Now, when the year ends, it struck me that in this new year I’ll have my 30th anniversary for the first reporting system I made for a client. And at the same time, I have just passed the 10th anniversary for completing the course “The Data Scientist’s Toolbox” at Coursera.
“They always say time changes things, but you actually have to change them yourself” – Andy Warhol.
I guess this is true. Of course, things do change without your participation, but what matters is how you change with them.
These two events are both significant, but in different ways. Of course, there has been many other data and reporting related events both before, in between, and after these two, but right now, these stand out.
The oldest event marked the very first time I actually completed a full system to be used by ordinary users, not IT people. They were skilled in statistics and knew their data, but needed to learn about such things like the PC, Windows, and Microsoft Access – which I all taught them on a course, together with how to use the reporting system itself.
The back-end work was done by a colleague of mine, who made an automated script that extracted all the needed data from the Digital ISAM database, used by our Laboratory Information Management System. Through the primitive networks we had then, and using ODBC, I connected Access to the extracted data, and built a bunch of useful reports with aggregations and other treatments. That provided the laboratory technicians with valuable information for planning the work, as well as the information they would send back to the doctors who had ordered it.
It was valuable for them for their current needs at the time – but for me, it marked a beginning of thinking data reporting across several stages and different systems, combining the values of each into what the users experienced as a simple front-end product.


The most significant I learned from the Coursera course was the statistics language R, but the very concept of big data and an understanding of where data science had moved to, were also major gains from it.
I knew about big data before, as a concept, but I had not worked with it. And I may have heard about it before, but I didn’t really know what data science actually was – that type of study had not existed when I got my first education, and I had never worked with any people educated as Data Scientists.
Big data, 10 years ago, would fit into the 64 gigabytes of memory that R could handle. Of course, everybody knew that this was in the low end, but it was valid to talk about it as big data.
And Fast Forward to 2026
The changes around the use and reporting of data, and the analysis of it, keep going on, and there are some serious improvements made almost every year. But they do not look that significant when thinking back. 30 years ago, a bunch of people in a laboratory were happy to get some reports, and I could imagine how a similar bunch of people would be just as happy to get some similar reports today, if these reports contained what they needed.
And you can still do a lot of analysis on 64 gigabytes of data. Even though there are much bigger databases available, not all analyses need to use all the data, so that 10-year-old course is actually still useful and valid.
We tend to talk about time vs IT, and time vs data, as if the world is a new one every few years, requiring new technologies, new software, and new buzzwords. But in reality, life is mostly the same – jobs are mostly similar – and, hence, the needs are close to identical to what they have been through the times.

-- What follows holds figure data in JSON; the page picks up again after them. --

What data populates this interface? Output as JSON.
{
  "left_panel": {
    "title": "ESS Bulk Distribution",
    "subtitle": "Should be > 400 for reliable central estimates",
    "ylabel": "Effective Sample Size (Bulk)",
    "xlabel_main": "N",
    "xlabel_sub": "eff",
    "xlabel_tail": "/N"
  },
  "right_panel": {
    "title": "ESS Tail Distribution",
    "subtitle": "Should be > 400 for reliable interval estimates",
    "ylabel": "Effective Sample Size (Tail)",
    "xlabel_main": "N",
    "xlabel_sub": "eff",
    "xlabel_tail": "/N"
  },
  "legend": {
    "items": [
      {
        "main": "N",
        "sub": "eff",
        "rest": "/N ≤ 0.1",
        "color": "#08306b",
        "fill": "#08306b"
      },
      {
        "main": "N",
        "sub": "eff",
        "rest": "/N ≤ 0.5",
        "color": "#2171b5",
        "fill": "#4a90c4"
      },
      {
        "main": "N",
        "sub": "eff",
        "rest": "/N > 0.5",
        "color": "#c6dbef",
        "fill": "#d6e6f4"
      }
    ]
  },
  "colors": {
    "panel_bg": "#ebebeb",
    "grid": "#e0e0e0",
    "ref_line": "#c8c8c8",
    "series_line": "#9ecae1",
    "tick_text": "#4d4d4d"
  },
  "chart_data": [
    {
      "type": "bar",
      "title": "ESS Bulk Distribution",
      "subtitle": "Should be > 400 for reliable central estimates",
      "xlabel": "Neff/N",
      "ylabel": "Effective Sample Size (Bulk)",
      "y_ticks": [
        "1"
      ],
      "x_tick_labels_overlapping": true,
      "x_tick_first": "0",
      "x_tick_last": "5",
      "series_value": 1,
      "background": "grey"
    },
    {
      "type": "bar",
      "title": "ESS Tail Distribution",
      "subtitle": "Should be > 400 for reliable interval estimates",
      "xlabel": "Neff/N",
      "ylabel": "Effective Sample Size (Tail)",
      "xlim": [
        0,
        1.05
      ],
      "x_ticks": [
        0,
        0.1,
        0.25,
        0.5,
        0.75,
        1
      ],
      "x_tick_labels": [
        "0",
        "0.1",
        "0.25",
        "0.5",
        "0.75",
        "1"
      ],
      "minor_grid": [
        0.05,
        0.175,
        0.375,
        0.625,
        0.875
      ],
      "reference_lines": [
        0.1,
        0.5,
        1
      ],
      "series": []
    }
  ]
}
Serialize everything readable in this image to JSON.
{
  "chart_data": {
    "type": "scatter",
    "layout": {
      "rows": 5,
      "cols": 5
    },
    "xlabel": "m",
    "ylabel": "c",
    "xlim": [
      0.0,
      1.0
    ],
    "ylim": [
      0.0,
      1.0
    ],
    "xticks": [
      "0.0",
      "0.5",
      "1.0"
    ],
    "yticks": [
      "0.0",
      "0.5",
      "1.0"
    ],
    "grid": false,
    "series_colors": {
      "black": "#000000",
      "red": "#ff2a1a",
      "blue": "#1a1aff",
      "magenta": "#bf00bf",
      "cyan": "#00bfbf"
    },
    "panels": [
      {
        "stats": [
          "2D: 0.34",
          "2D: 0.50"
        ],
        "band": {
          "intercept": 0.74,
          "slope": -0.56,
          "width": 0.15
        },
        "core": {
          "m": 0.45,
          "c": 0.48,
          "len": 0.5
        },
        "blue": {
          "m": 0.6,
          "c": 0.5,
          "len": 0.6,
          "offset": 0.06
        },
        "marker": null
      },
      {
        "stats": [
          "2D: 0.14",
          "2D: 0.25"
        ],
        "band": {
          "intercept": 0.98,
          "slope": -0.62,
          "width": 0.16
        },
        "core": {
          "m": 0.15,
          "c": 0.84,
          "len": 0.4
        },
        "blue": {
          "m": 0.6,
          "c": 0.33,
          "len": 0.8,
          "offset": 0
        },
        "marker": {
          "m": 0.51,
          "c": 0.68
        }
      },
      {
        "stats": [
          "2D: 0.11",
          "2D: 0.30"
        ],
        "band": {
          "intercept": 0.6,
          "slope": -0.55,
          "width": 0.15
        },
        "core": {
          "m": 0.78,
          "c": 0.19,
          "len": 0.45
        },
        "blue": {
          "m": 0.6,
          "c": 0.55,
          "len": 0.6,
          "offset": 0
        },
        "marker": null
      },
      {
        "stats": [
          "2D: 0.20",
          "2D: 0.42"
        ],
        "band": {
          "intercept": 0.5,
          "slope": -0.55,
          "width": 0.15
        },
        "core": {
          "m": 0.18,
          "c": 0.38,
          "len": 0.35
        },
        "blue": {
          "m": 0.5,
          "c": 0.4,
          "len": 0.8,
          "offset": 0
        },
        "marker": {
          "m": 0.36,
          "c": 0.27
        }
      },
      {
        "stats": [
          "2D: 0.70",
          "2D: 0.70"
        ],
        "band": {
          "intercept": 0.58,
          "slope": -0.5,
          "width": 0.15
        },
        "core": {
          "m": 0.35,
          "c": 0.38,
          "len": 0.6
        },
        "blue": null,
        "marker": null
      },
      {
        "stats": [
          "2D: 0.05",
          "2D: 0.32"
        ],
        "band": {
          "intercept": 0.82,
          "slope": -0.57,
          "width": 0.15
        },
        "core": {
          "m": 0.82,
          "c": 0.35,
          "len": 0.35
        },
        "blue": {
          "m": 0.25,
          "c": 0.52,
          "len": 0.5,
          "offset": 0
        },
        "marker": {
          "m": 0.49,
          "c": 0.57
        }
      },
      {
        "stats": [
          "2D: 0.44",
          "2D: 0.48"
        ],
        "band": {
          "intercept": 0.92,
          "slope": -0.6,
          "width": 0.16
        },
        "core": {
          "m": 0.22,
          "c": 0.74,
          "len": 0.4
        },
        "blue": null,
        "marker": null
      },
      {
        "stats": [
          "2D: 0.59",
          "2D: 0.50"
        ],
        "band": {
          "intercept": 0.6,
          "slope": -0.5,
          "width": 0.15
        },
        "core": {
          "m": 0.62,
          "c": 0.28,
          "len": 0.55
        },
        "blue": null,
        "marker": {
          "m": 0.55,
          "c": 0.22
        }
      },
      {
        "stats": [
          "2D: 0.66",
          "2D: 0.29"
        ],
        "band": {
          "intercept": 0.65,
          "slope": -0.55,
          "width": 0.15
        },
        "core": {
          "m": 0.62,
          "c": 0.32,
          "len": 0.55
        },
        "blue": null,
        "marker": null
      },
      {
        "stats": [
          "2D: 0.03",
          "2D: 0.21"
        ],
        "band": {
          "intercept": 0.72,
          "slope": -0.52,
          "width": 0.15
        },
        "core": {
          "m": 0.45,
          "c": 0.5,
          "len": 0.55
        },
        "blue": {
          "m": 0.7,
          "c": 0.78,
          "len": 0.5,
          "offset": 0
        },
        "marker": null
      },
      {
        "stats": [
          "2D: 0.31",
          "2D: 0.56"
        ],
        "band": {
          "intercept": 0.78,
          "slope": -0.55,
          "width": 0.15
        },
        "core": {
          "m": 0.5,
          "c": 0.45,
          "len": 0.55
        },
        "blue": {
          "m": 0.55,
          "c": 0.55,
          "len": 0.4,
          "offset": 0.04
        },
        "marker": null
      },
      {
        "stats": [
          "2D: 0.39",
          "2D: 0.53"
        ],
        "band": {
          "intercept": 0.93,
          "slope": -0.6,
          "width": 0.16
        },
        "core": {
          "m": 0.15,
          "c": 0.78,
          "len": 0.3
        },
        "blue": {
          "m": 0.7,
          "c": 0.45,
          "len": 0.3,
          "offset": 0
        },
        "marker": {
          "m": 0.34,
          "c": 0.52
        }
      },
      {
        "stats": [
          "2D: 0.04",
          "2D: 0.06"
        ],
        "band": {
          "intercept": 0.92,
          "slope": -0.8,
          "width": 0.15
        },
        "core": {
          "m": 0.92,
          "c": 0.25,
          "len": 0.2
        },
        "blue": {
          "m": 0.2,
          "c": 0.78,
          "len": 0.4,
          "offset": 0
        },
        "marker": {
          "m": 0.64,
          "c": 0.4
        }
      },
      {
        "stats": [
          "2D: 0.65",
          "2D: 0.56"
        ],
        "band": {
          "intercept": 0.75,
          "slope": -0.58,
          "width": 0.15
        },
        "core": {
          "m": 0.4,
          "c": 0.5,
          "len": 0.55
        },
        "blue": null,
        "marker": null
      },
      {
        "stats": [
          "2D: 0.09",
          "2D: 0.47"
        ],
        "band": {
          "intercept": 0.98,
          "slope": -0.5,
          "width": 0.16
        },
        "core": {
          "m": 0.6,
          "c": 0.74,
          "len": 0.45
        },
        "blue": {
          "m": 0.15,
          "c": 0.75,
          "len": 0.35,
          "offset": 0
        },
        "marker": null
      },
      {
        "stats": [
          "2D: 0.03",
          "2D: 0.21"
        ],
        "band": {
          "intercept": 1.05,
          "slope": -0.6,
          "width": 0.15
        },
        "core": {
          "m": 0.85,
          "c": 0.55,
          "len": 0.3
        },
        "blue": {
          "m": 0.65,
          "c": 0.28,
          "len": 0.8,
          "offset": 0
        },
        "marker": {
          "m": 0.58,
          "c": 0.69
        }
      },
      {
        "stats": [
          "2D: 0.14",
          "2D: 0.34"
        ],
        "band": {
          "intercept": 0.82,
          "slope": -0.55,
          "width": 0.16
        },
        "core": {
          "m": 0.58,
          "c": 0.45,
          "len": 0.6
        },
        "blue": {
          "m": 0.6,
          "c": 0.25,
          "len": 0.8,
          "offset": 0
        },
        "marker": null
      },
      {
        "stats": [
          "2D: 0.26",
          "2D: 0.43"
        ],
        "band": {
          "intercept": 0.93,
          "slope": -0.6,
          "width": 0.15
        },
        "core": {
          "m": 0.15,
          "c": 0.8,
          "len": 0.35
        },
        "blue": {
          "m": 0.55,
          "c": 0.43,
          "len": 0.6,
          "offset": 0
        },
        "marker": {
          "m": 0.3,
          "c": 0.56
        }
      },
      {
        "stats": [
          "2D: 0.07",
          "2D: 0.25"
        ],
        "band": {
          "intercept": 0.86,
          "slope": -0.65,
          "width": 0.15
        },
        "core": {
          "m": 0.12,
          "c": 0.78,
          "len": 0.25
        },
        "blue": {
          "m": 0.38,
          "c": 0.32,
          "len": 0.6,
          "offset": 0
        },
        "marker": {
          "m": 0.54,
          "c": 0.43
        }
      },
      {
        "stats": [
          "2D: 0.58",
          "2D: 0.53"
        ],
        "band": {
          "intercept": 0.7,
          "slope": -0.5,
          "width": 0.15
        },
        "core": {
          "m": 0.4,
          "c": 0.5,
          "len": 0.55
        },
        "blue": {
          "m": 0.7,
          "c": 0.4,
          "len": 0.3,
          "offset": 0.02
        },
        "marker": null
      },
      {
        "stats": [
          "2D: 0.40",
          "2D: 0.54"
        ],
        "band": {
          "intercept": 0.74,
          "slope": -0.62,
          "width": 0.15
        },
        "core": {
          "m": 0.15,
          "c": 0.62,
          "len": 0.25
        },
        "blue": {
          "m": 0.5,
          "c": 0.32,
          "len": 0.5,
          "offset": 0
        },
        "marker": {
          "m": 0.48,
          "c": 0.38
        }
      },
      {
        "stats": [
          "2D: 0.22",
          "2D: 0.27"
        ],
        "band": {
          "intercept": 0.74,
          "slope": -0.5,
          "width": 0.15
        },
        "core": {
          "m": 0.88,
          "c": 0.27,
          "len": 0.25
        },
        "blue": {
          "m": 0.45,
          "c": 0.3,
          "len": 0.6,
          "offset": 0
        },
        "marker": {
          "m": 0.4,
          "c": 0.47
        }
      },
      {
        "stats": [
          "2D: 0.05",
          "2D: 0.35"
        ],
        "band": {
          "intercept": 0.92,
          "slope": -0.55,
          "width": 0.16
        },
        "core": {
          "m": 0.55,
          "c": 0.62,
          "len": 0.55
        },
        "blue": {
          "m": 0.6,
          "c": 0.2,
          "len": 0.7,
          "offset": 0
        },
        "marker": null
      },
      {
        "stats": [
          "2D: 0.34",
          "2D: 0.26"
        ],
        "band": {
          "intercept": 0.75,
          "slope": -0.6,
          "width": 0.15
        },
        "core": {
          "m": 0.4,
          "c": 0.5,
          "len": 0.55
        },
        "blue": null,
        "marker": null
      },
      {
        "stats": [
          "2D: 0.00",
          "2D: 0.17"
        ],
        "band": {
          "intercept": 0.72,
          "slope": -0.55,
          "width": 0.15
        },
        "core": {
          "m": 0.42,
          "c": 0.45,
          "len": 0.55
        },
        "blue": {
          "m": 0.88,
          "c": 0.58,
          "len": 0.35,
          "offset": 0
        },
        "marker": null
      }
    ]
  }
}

So, my advice to all readers: don’t be too focused on all the new tech. At least not because you believe that it is necessary, because it probably isn’t. It might be interesting to study and work with, and it is easy to get bitten by the idea of being at a cutting-edge level all the time, always using the newest. But the users don’t care much about that – they just want the data and insights they need.
May 2026 bring you prosperity, happiness and joy!